San Diego-based Thrive Feeding has raised a $500,000 seed round to develop smart baby feeding products.
Thrive Feeding Cofounder Brian Wadsworth told MobiHealthNews that four years ago he knew next to nothing about baby feeding until he met a researcher who had devoted her professional career to studying the feeding of babies.
“It was astonishing to me the scale and the scope of the feeding problem of babies,” Wadsworth said. “It’s not in the news, it’s not in the media, no one is writing about it. It’s under the radar. It also astonishes me that no one is doing anything about it.”
For the next few years, Wadsworth researched baby feeding on and off, before eventually founding Thrive Feeding last summer with Ken Smith.
“The story of Thrive was that we came into it knowing we could make a newborn feeding device that would be efficient, simple, and intelligent and would actually tell mothers how healthy their baby was from a feeding perspective,” he said. “There is nothing available to the healthcare system or to mothers themselves that directly tells them that their baby is a heathy feeder. Or if it’s not a healthy feeder, gives any clues as to why not.”
The standard of care today is tracking a baby's feeding indirectly by keeping track of weight gain or loss after birth.
Thrive’s first offering is a baby bottle that will track how much milk a baby drinks from birth to between 60 and 90 days and send data to a companion app. Although Wadsworth said that he is not ready to explain his product in detail — it’s still under development — he said the philosophy of the product is to treat feeding as a performance issue. And to be able to evaluate, measure, track, and record the feeding performance of the baby.
While Wadsworth said the product was under development, he also expects it to be available direct-to-consumer within three to six months.
“When it is born we do not know whether it can adequately feed by mouth and we really want that baby to feed by mouth because the alternative is to put tubes in it or intravenous drips of nutrition and that’s really bad,” Wadsworth said. “The first thing that this technology will do is a definitive screening of feeding ability.”
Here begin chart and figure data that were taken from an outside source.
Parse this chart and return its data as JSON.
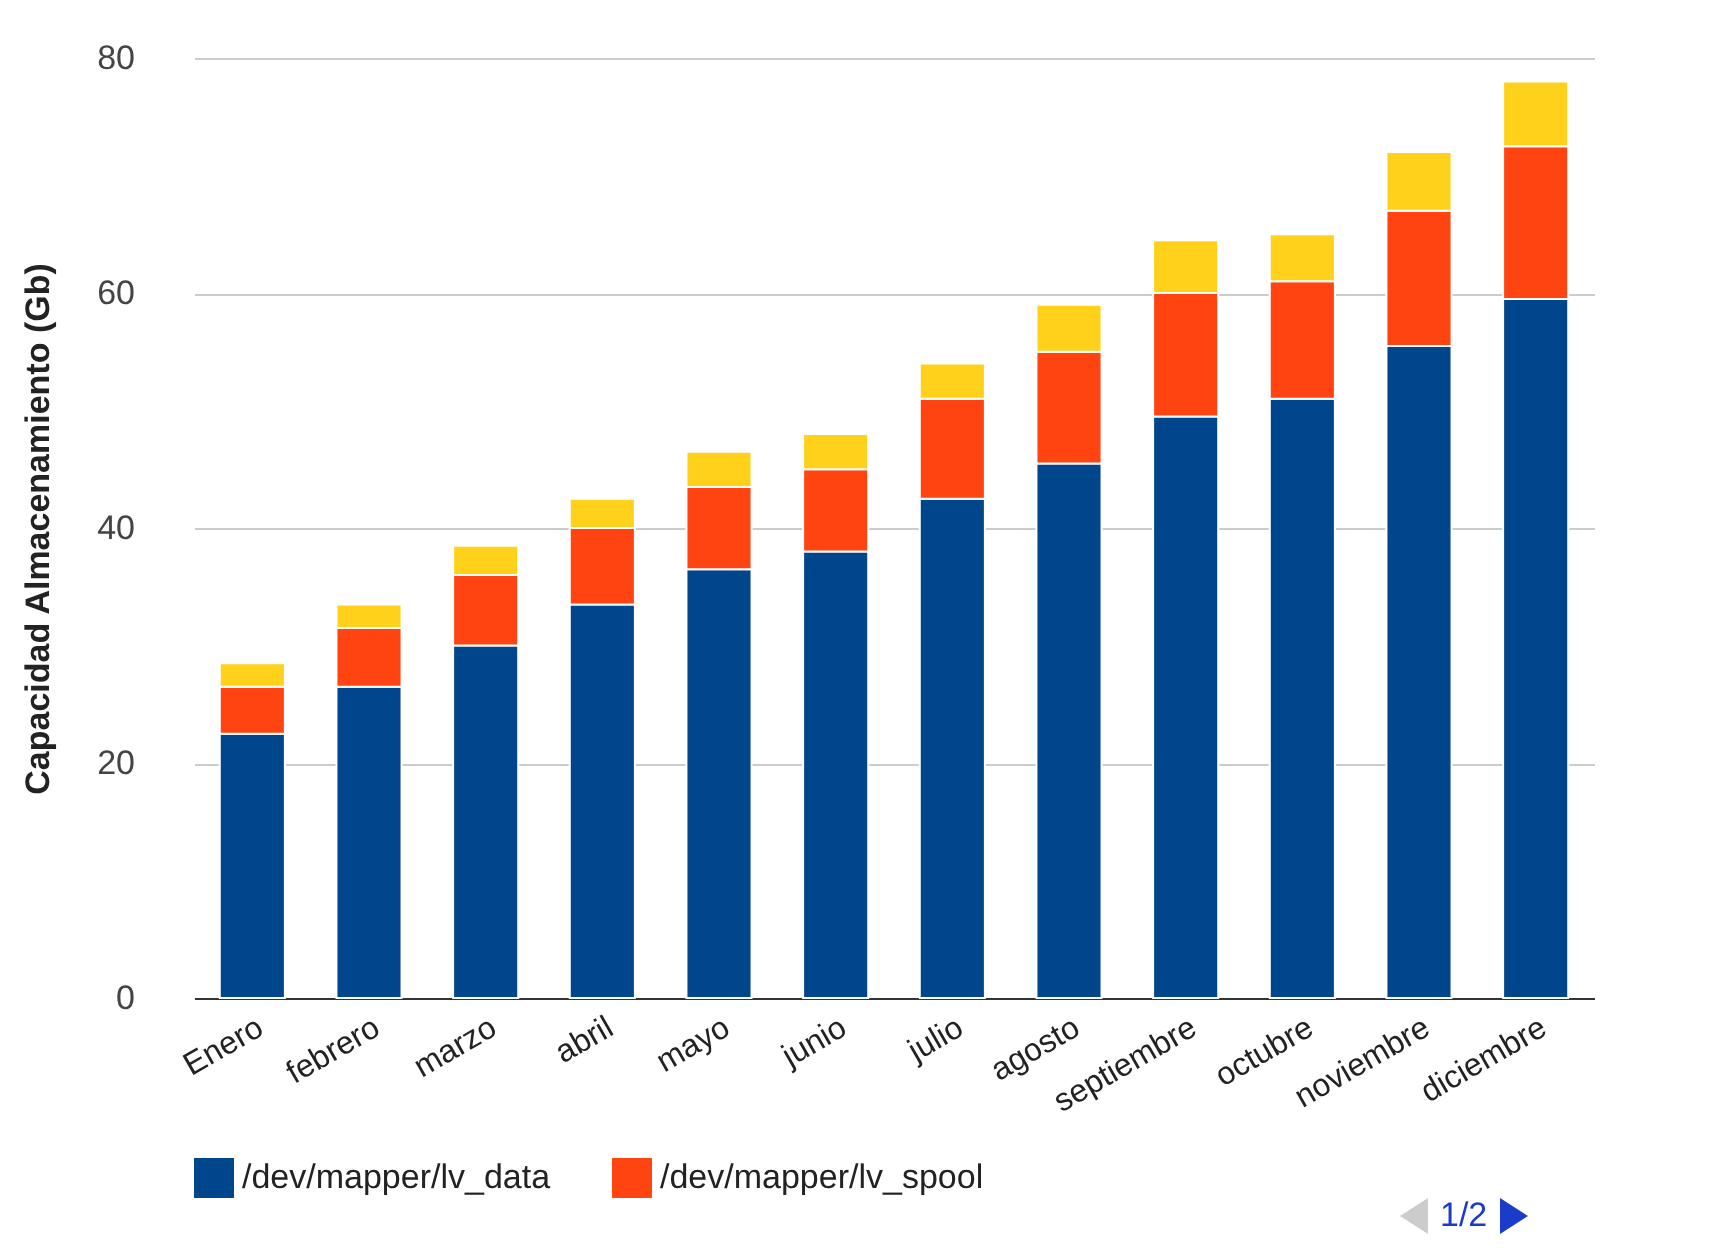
{
  "chart_data": {
    "type": "bar",
    "stacked": true,
    "ylabel": "Capacidad Almacenamiento (Gb)",
    "categories": [
      "Enero",
      "febrero",
      "marzo",
      "abril",
      "mayo",
      "junio",
      "julio",
      "agosto",
      "septiembre",
      "octubre",
      "noviembre",
      "diciembre"
    ],
    "series": [
      {
        "name": "/dev/mapper/lv_data",
        "color": "#00468c",
        "values": [
          22.5,
          26.5,
          30,
          33.5,
          36.5,
          38,
          42.5,
          45.5,
          49.5,
          51,
          55.5,
          59.5
        ]
      },
      {
        "name": "/dev/mapper/lv_spool",
        "color": "#ff4411",
        "values": [
          4,
          5,
          6,
          6.5,
          7,
          7,
          8.5,
          9.5,
          10.5,
          10,
          11.5,
          13
        ]
      },
      {
        "color": "#ffd11a",
        "values": [
          2,
          2,
          2.5,
          2.5,
          3,
          3,
          3,
          4,
          4.5,
          4,
          5,
          5.5
        ]
      }
    ],
    "ylim": [
      0,
      80
    ],
    "yticks": [
      0,
      20,
      40,
      60,
      80
    ],
    "grid": "y",
    "legend": "bottom",
    "annotations": [
      "1/2"
    ]
  }
}
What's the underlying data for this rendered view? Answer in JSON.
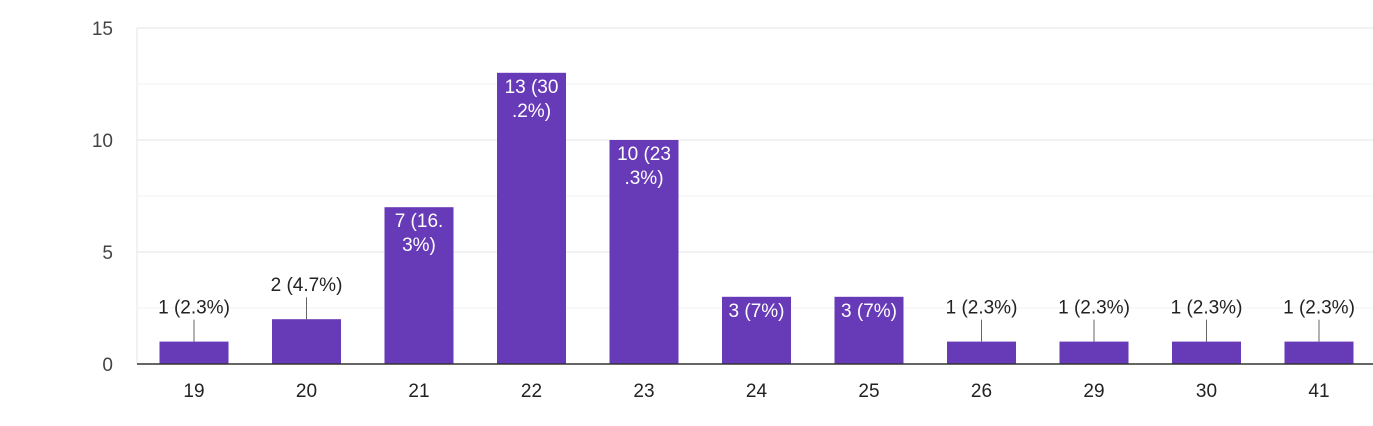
{
  "chart_data": {
    "type": "bar",
    "categories": [
      "19",
      "20",
      "21",
      "22",
      "23",
      "24",
      "25",
      "26",
      "29",
      "30",
      "41"
    ],
    "values": [
      1,
      2,
      7,
      13,
      10,
      3,
      3,
      1,
      1,
      1,
      1
    ],
    "data_labels": [
      "1 (2.3%)",
      "2 (4.7%)",
      "7 (16.3%)",
      "13 (30.2%)",
      "10 (23.3%)",
      "3 (7%)",
      "3 (7%)",
      "1 (2.3%)",
      "1 (2.3%)",
      "1 (2.3%)",
      "1 (2.3%)"
    ],
    "y_ticks": [
      0,
      5,
      10,
      15
    ],
    "ylim": [
      0,
      15
    ],
    "grid": true,
    "bar_color": "#673ab7",
    "title": "",
    "xlabel": "",
    "ylabel": ""
  }
}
One future use case for the bottle is with premature babies who are given a feeding tube when clinicians think the baby is having trouble with a bottle. The device would generate new data to help them make that decision, but these types of use cases would require further study and FDA clearances.
The initial plan is for the device to be made available direct-to-consumer to help parents track their baby's progress, Wadsworth said.
“This technology would be used to identify lactation problems that are caused by the infant,” Wadsworth said. “In other words if we know that the infant is a strong feeder from our technology and yet it is not feeding well, we can start looking at the mother or we can start looking at the environment.”
Last October, Atlanta, Georgia-based, NFANT Labs, formerly known as CCB Research Group, received FDA clearance for a smart baby bottle, which uses sensors to measure a baby's tongue strength and sends the data to a provider's mobile device.